Dicey looked up, surprised.
“In which to place the ashes,” he explained to her. “We have a good selection. If you will choose the one you want, you can return to pick her up at —” he looked at his wristwatch and consulted a paper on
his desk ” — three o’clock.”
But when they studied the urns, Dicey couldn’t see any she wanted, not for Momma. Some were tall china ones with dark flowers on them. Some were cold metals, silver and brass. Some were plain white china and looked like vases. Dicey didn’t say anything, however. It wasn’t as if she could pay for any one of them. She stood back and waited.
“No,” Gram muttered to herself. “No and no and no.” She looked at Dicey and spoke grimly. “Not for Liza.”
“But if we’re supposed to let go,” Dicey said, because it was what she had been thinking to herself.
“I’m willing to let go,” Gram declared, “because I have to. But I am not going to lose my grip on — on what’s right.”
“That doesn’t make sense,” Dicey pointed out.
“I don’t care. Haven’t you got any ideas, girl?”
Well, of course, Dicey did. She had an idea of a box made from many different kinds of wood. She had an idea of the warm brown tones, of the careful workmanship, of the patient sanding smooth. She had an idea of something made by those slow hands, those hands marked by the work they did. But she had no idea of what such a box would cost.

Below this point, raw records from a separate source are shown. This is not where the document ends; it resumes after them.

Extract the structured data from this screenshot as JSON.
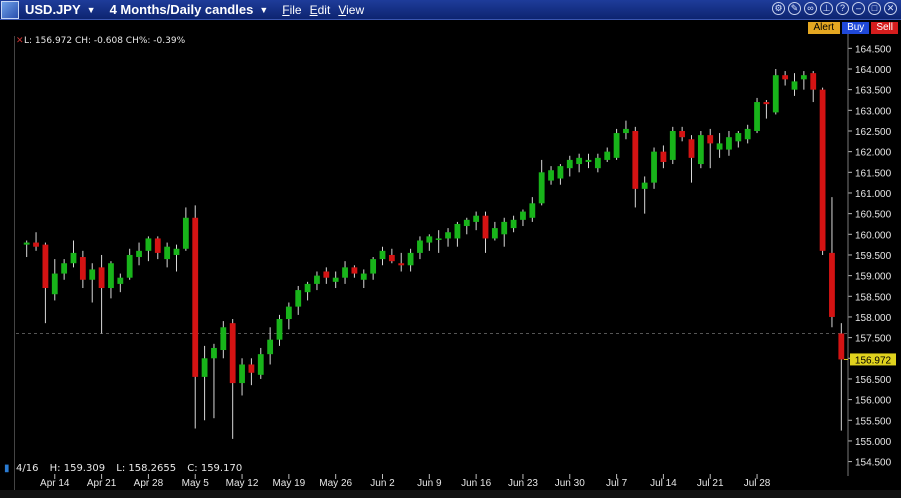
{
  "window": {
    "symbol": "USD.JPY",
    "period": "4 Months/Daily candles",
    "menus": [
      "File",
      "Edit",
      "View"
    ]
  },
  "toolbar": {
    "alert": "Alert",
    "buy": "Buy",
    "sell": "Sell"
  },
  "info_top": "L: 156.972 CH: -0.608 CH%: -0.39%",
  "info_bottom": {
    "date": "4/16",
    "h": "H: 159.309",
    "l": "L: 158.2655",
    "c": "C: 159.170"
  },
  "colors": {
    "up": "#18b41a",
    "down": "#d41313",
    "last_price_bg": "#e0d21e",
    "grid": "#333"
  },
  "chart_data": {
    "type": "candlestick",
    "y_ticks": [
      "154.500",
      "155.000",
      "155.500",
      "156.000",
      "156.500",
      "157.000",
      "157.500",
      "158.000",
      "158.500",
      "159.000",
      "159.500",
      "160.000",
      "160.500",
      "161.000",
      "161.500",
      "162.000",
      "162.500",
      "163.000",
      "163.500",
      "164.000",
      "164.500"
    ],
    "x_ticks": [
      "Apr 14",
      "Apr 21",
      "Apr 28",
      "May 5",
      "May 12",
      "May 19",
      "May 26",
      "Jun 2",
      "Jun 9",
      "Jun 16",
      "Jun 23",
      "Jun 30",
      "Jul 7",
      "Jul 14",
      "Jul 21",
      "Jul 28"
    ],
    "ylim": [
      154.2,
      164.75
    ],
    "last_price": "156.972",
    "reference_line": 157.6,
    "candles": [
      {
        "o": 159.75,
        "h": 159.85,
        "l": 159.45,
        "c": 159.8
      },
      {
        "o": 159.8,
        "h": 160.05,
        "l": 159.6,
        "c": 159.7
      },
      {
        "o": 159.75,
        "h": 159.8,
        "l": 157.85,
        "c": 158.7
      },
      {
        "o": 158.55,
        "h": 159.4,
        "l": 158.4,
        "c": 159.05
      },
      {
        "o": 159.05,
        "h": 159.4,
        "l": 158.9,
        "c": 159.3
      },
      {
        "o": 159.3,
        "h": 159.85,
        "l": 159.2,
        "c": 159.55
      },
      {
        "o": 159.45,
        "h": 159.6,
        "l": 158.7,
        "c": 158.9
      },
      {
        "o": 158.9,
        "h": 159.3,
        "l": 158.35,
        "c": 159.15
      },
      {
        "o": 159.2,
        "h": 159.5,
        "l": 157.6,
        "c": 158.7
      },
      {
        "o": 158.7,
        "h": 159.35,
        "l": 158.45,
        "c": 159.3
      },
      {
        "o": 158.8,
        "h": 159.05,
        "l": 158.6,
        "c": 158.95
      },
      {
        "o": 158.95,
        "h": 159.65,
        "l": 158.9,
        "c": 159.5
      },
      {
        "o": 159.45,
        "h": 159.8,
        "l": 159.25,
        "c": 159.6
      },
      {
        "o": 159.6,
        "h": 159.95,
        "l": 159.35,
        "c": 159.9
      },
      {
        "o": 159.9,
        "h": 159.95,
        "l": 159.4,
        "c": 159.55
      },
      {
        "o": 159.4,
        "h": 159.8,
        "l": 159.2,
        "c": 159.7
      },
      {
        "o": 159.5,
        "h": 159.75,
        "l": 159.1,
        "c": 159.65
      },
      {
        "o": 159.65,
        "h": 160.65,
        "l": 159.6,
        "c": 160.4
      },
      {
        "o": 160.4,
        "h": 160.7,
        "l": 155.3,
        "c": 156.55
      },
      {
        "o": 156.55,
        "h": 157.3,
        "l": 155.5,
        "c": 157.0
      },
      {
        "o": 157.0,
        "h": 157.35,
        "l": 155.55,
        "c": 157.25
      },
      {
        "o": 157.2,
        "h": 157.9,
        "l": 157.0,
        "c": 157.75
      },
      {
        "o": 157.85,
        "h": 157.95,
        "l": 155.05,
        "c": 156.4
      },
      {
        "o": 156.4,
        "h": 157.0,
        "l": 156.1,
        "c": 156.85
      },
      {
        "o": 156.85,
        "h": 157.0,
        "l": 156.35,
        "c": 156.65
      },
      {
        "o": 156.6,
        "h": 157.25,
        "l": 156.5,
        "c": 157.1
      },
      {
        "o": 157.1,
        "h": 157.75,
        "l": 156.85,
        "c": 157.45
      },
      {
        "o": 157.45,
        "h": 158.05,
        "l": 157.3,
        "c": 157.95
      },
      {
        "o": 157.95,
        "h": 158.35,
        "l": 157.7,
        "c": 158.25
      },
      {
        "o": 158.25,
        "h": 158.75,
        "l": 158.05,
        "c": 158.65
      },
      {
        "o": 158.6,
        "h": 158.85,
        "l": 158.4,
        "c": 158.8
      },
      {
        "o": 158.8,
        "h": 159.1,
        "l": 158.65,
        "c": 159.0
      },
      {
        "o": 159.1,
        "h": 159.2,
        "l": 158.8,
        "c": 158.95
      },
      {
        "o": 158.85,
        "h": 159.1,
        "l": 158.7,
        "c": 158.95
      },
      {
        "o": 158.95,
        "h": 159.35,
        "l": 158.8,
        "c": 159.2
      },
      {
        "o": 159.2,
        "h": 159.25,
        "l": 158.95,
        "c": 159.05
      },
      {
        "o": 158.9,
        "h": 159.15,
        "l": 158.7,
        "c": 159.05
      },
      {
        "o": 159.05,
        "h": 159.45,
        "l": 158.9,
        "c": 159.4
      },
      {
        "o": 159.4,
        "h": 159.7,
        "l": 159.25,
        "c": 159.6
      },
      {
        "o": 159.5,
        "h": 159.65,
        "l": 159.3,
        "c": 159.35
      },
      {
        "o": 159.3,
        "h": 159.55,
        "l": 159.1,
        "c": 159.25
      },
      {
        "o": 159.25,
        "h": 159.65,
        "l": 159.1,
        "c": 159.55
      },
      {
        "o": 159.55,
        "h": 159.95,
        "l": 159.4,
        "c": 159.85
      },
      {
        "o": 159.8,
        "h": 160.0,
        "l": 159.6,
        "c": 159.95
      },
      {
        "o": 159.9,
        "h": 160.1,
        "l": 159.55,
        "c": 159.9
      },
      {
        "o": 159.9,
        "h": 160.15,
        "l": 159.7,
        "c": 160.05
      },
      {
        "o": 159.9,
        "h": 160.3,
        "l": 159.7,
        "c": 160.25
      },
      {
        "o": 160.2,
        "h": 160.4,
        "l": 160.0,
        "c": 160.35
      },
      {
        "o": 160.3,
        "h": 160.55,
        "l": 160.1,
        "c": 160.45
      },
      {
        "o": 160.45,
        "h": 160.55,
        "l": 159.55,
        "c": 159.9
      },
      {
        "o": 159.9,
        "h": 160.3,
        "l": 159.85,
        "c": 160.15
      },
      {
        "o": 160.0,
        "h": 160.4,
        "l": 159.7,
        "c": 160.3
      },
      {
        "o": 160.15,
        "h": 160.45,
        "l": 160.05,
        "c": 160.35
      },
      {
        "o": 160.35,
        "h": 160.6,
        "l": 160.2,
        "c": 160.55
      },
      {
        "o": 160.4,
        "h": 160.9,
        "l": 160.3,
        "c": 160.75
      },
      {
        "o": 160.75,
        "h": 161.8,
        "l": 160.7,
        "c": 161.5
      },
      {
        "o": 161.3,
        "h": 161.65,
        "l": 161.2,
        "c": 161.55
      },
      {
        "o": 161.35,
        "h": 161.7,
        "l": 161.2,
        "c": 161.65
      },
      {
        "o": 161.6,
        "h": 161.9,
        "l": 161.4,
        "c": 161.8
      },
      {
        "o": 161.7,
        "h": 161.95,
        "l": 161.5,
        "c": 161.85
      },
      {
        "o": 161.75,
        "h": 161.95,
        "l": 161.6,
        "c": 161.8
      },
      {
        "o": 161.6,
        "h": 161.95,
        "l": 161.5,
        "c": 161.85
      },
      {
        "o": 161.8,
        "h": 162.1,
        "l": 161.75,
        "c": 162.0
      },
      {
        "o": 161.85,
        "h": 162.55,
        "l": 161.8,
        "c": 162.45
      },
      {
        "o": 162.45,
        "h": 162.75,
        "l": 162.3,
        "c": 162.55
      },
      {
        "o": 162.5,
        "h": 162.6,
        "l": 160.65,
        "c": 161.1
      },
      {
        "o": 161.1,
        "h": 161.4,
        "l": 160.5,
        "c": 161.25
      },
      {
        "o": 161.25,
        "h": 162.1,
        "l": 161.1,
        "c": 162.0
      },
      {
        "o": 162.0,
        "h": 162.15,
        "l": 161.6,
        "c": 161.75
      },
      {
        "o": 161.8,
        "h": 162.6,
        "l": 161.7,
        "c": 162.5
      },
      {
        "o": 162.5,
        "h": 162.6,
        "l": 162.25,
        "c": 162.35
      },
      {
        "o": 162.3,
        "h": 162.4,
        "l": 161.25,
        "c": 161.85
      },
      {
        "o": 161.7,
        "h": 162.5,
        "l": 161.6,
        "c": 162.4
      },
      {
        "o": 162.4,
        "h": 162.55,
        "l": 161.6,
        "c": 162.2
      },
      {
        "o": 162.05,
        "h": 162.45,
        "l": 161.85,
        "c": 162.2
      },
      {
        "o": 162.05,
        "h": 162.5,
        "l": 161.9,
        "c": 162.35
      },
      {
        "o": 162.25,
        "h": 162.5,
        "l": 162.1,
        "c": 162.45
      },
      {
        "o": 162.3,
        "h": 162.65,
        "l": 162.2,
        "c": 162.55
      },
      {
        "o": 162.5,
        "h": 163.3,
        "l": 162.45,
        "c": 163.2
      },
      {
        "o": 163.2,
        "h": 163.25,
        "l": 162.8,
        "c": 163.15
      },
      {
        "o": 162.95,
        "h": 164.0,
        "l": 162.9,
        "c": 163.85
      },
      {
        "o": 163.85,
        "h": 163.95,
        "l": 163.6,
        "c": 163.75
      },
      {
        "o": 163.5,
        "h": 163.9,
        "l": 163.35,
        "c": 163.7
      },
      {
        "o": 163.75,
        "h": 163.95,
        "l": 163.5,
        "c": 163.85
      },
      {
        "o": 163.9,
        "h": 163.95,
        "l": 163.2,
        "c": 163.5
      },
      {
        "o": 163.5,
        "h": 163.55,
        "l": 159.5,
        "c": 159.6
      },
      {
        "o": 159.55,
        "h": 160.9,
        "l": 157.75,
        "c": 158.0
      },
      {
        "o": 157.6,
        "h": 157.85,
        "l": 155.25,
        "c": 156.972
      }
    ]
  }
}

“I was in a store yesterday,” she said to Gram. She was going to say more, but Gram cut her off:
“Good. I’ll have to explain the delay. We should hurry, I expect.”
The wood store wasn’t empty when they got there, so they waited for the man to slowly serve his other customers. One of the people was buying goblets, another was trying to decide about the big train in the window. Dicey was glad the store was busy.
While they waited, she showed Gram the boxes she’d been talking about. “You’re right,” Gram said. “I’m glad you were with me. I’m so defeated, I might just have taken one of those horrible things.”
Dicey stared at Gram. Defeated? Well, she guessed she could understand that.
The man recognized Dicey and greeted Gram as if he recognized her, too.
“We are looking for a small box,” Gram said.